Byju Raveendran, founder of India’s once-iconic edtech company Byju’s, opened up about the company’s dramatic fall from a $22 billion valuation. He blames the failure on strategic missteps and predatory hedge funds, particularly American lenders, labeling the ₹100 crore term loan a major mistake. Despite setbacks, Raveendran is determined to rebuild with “Byju 3.0”, aiming to return to the mission of making learning accessible and enjoyable.
Byju Raveendran, the founder of once-iconic edtech startup Byju’s, has finally spoken out about the dramatic rise and fall of his company. Once valued at $22 billion and hailed as India’s edtech crown jewel, Byju’s has since unraveled due to financial mismanagement, aggressive global expansion, and pressure from what Raveendran calls “vulture lenders.”
In a rare and candid conversation, Raveendran acknowledged that the company, which once sat on “thousands of crores,” has now been reduced to near-zero capital. “Two years ago, we were sitting on thousands of crores of rupees.
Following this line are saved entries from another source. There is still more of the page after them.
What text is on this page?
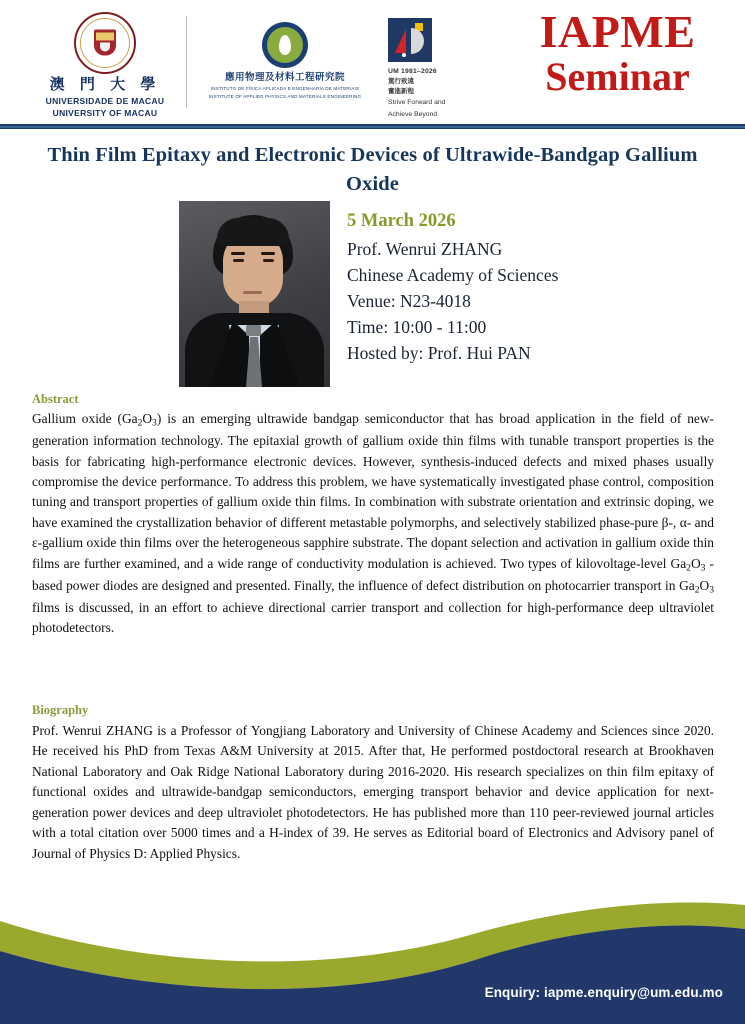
澳 門 大 學
UNIVERSIDADE DE MACAU
UNIVERSITY OF MACAU
應用物理及材料工程研究院
INSTITUTO DE FÍSICA APLICADA E ENGENHARIA DE MATERIAIS
INSTITUTE OF APPLIED PHYSICS AND MATERIALS ENGINEERING
UM 1981–2026
篤行致遠
奮進新程
Strive Forward and
Achieve Beyond
IAPME
Seminar
Thin Film Epitaxy and Electronic Devices of Ultrawide-Bandgap Gallium Oxide
5 March 2026
Prof. Wenrui ZHANG
Chinese Academy of Sciences
Venue: N23-4018
Time: 10:00 - 11:00
Hosted by: Prof. Hui PAN
Abstract
Gallium oxide $(Ga_2O_3)$ is an emerging ultrawide bandgap semiconductor that has broad application in the field of new-generation information technology. The epitaxial growth of gallium oxide thin films with tunable transport properties is the basis for fabricating high-performance electronic devices. However, synthesis-induced defects and mixed phases usually compromise the device performance. To address this problem, we have systematically investigated phase control, composition tuning and transport properties of gallium oxide thin films. In combination with substrate orientation and extrinsic doping, we have examined the crystallization behavior of different metastable polymorphs, and selectively stabilized phase-pure β-, α- and ε-gallium oxide thin films over the heterogeneous sapphire substrate. The dopant selection and activation in gallium oxide thin films are further examined, and a wide range of conductivity modulation is achieved. Two types of kilovoltage-level $Ga_2O_3$ -based power diodes are designed and presented. Finally, the influence of defect distribution on photocarrier transport in $Ga_2O_3$ films is discussed, in an effort to achieve directional carrier transport and collection for high-performance deep ultraviolet photodetectors.
Biography
Prof. Wenrui ZHANG is a Professor of Yongjiang Laboratory and University of Chinese Academy and Sciences since 2020. He received his PhD from Texas A&M University at 2015. After that, He performed postdoctoral research at Brookhaven National Laboratory and Oak Ridge National Laboratory during 2016-2020. His research specializes on thin film epitaxy of functional oxides and ultrawide-bandgap semiconductors, emerging transport behavior and device application for next-generation power devices and deep ultraviolet photodetectors. He has published more than 110 peer-reviewed journal articles with a total citation over 5000 times and a H-index of 39. He serves as Editorial board of Electronics and Advisory panel of Journal of Physics D: Applied Physics.
Enquiry: iapme.enquiry@um.edu.mo
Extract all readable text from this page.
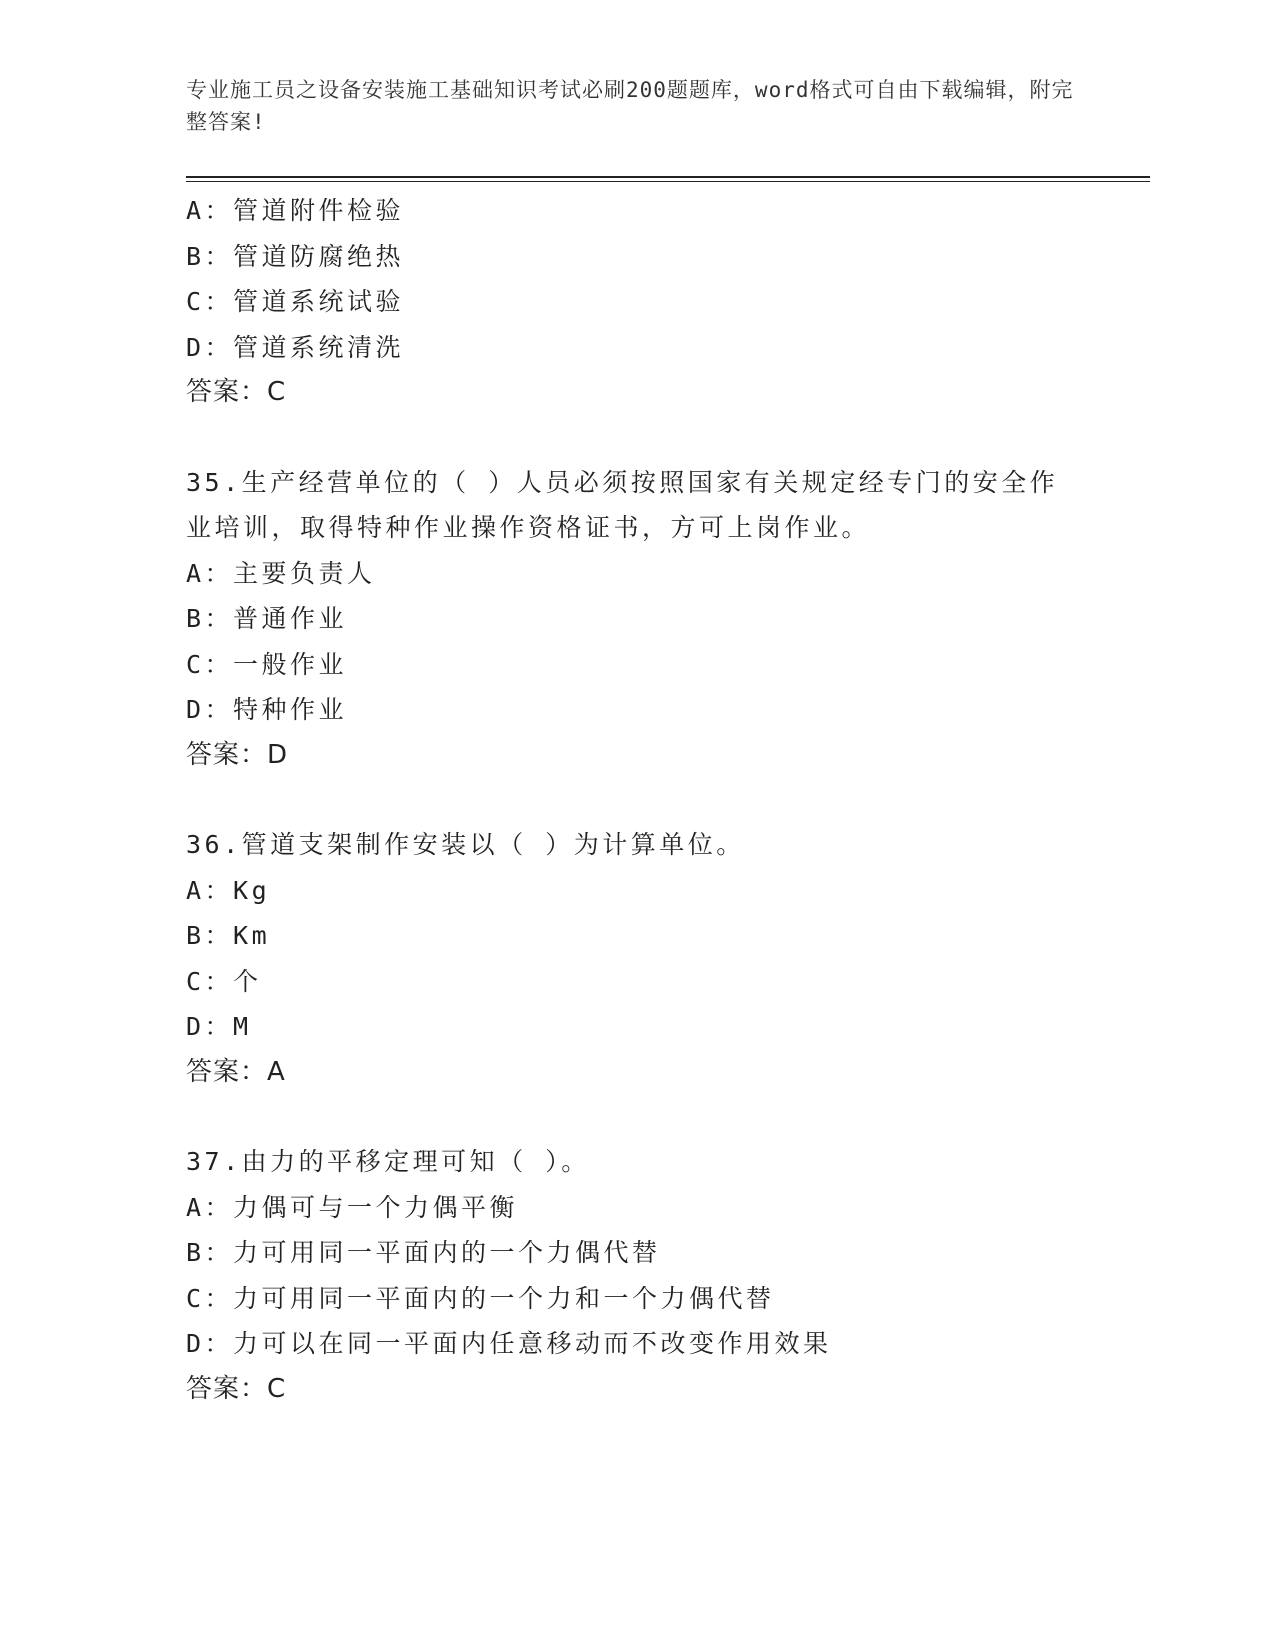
专业施工员之设备安装施工基础知识考试必刷200题题库，word格式可自由下载编辑，附完整答案!
A：管道附件检验
B：管道防腐绝热
C：管道系统试验
D：管道系统清洗
答案：C
35.生产经营单位的（ ）人员必须按照国家有关规定经专门的安全作
业培训，取得特种作业操作资格证书，方可上岗作业。
A：主要负责人
B：普通作业
C：一般作业
D：特种作业
答案：D
36.管道支架制作安装以（ ）为计算单位。
A：Kg
B：Km
C：个
D：M
答案：A
37.由力的平移定理可知（ ）。
A：力偶可与一个力偶平衡
B：力可用同一平面内的一个力偶代替
C：力可用同一平面内的一个力和一个力偶代替
D：力可以在同一平面内任意移动而不改变作用效果
答案：C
Today we have nothing,” he said, reflecting on what he described as a “lost opportunity for India.”
At the center of the collapse was a strategic blunder—the decision to raise a ₹100 crore term loan instead of relying solely on strong equity funding. “That was a big mistake,” Raveendran admitted, noting how the loan opened the doors to external pressures and aggressive control tactics from some hedge funds, particularly American ones.
Despite the turmoil, Raveendran remains defiant. “I’m not giving up,” he said. “As soon as we come back in control—and the control is 100 percent with me—we will rebuild.” He called this vision “Byju 3.0,” although details remain under wraps. The focus, however, will remain unchanged: instilling a love of learning in students.
Raveendran also hit out at critics and some investors, stating that while most were supportive, “three or four investors and a few lenders tried to take control of the company.” His wife and co-founder, Divya Gokulnath, echoed this sentiment. “We don’t go out. We don’t party. We don’t network. It’s all a lie. We don’t have a luxury car or house,” she said, emphasizing their grounded lifestyle and commitment to the mission.
The couple claims their downfall wasn’t just financial—it was also personal and emotional. “When things got bad, the people who mattered stayed with us. Our circle didn’t change. Even when we reached such heights, it kept us grounded,” Divya added.
Raveendran also conceded that the company’s rapid international expansion—from India to 21 countries—was overly ambitious. “Maybe we could have slowed down. We were growing too quickly, too fast,” he said. He attributed some external shocks, like the Russia-Ukraine war and broken investor promises, as additional setbacks that derailed the company’s long-term plans.
With a renewed focus and a commitment to transparency, Raveendran believes the next chapter—Byju 3.0—can rewrite the company’s story. Whether India’s most dramatic startup saga ends in redemption or final collapse remains to be seen, but one thing is clear: Byju Raveendran is not walking away just yet.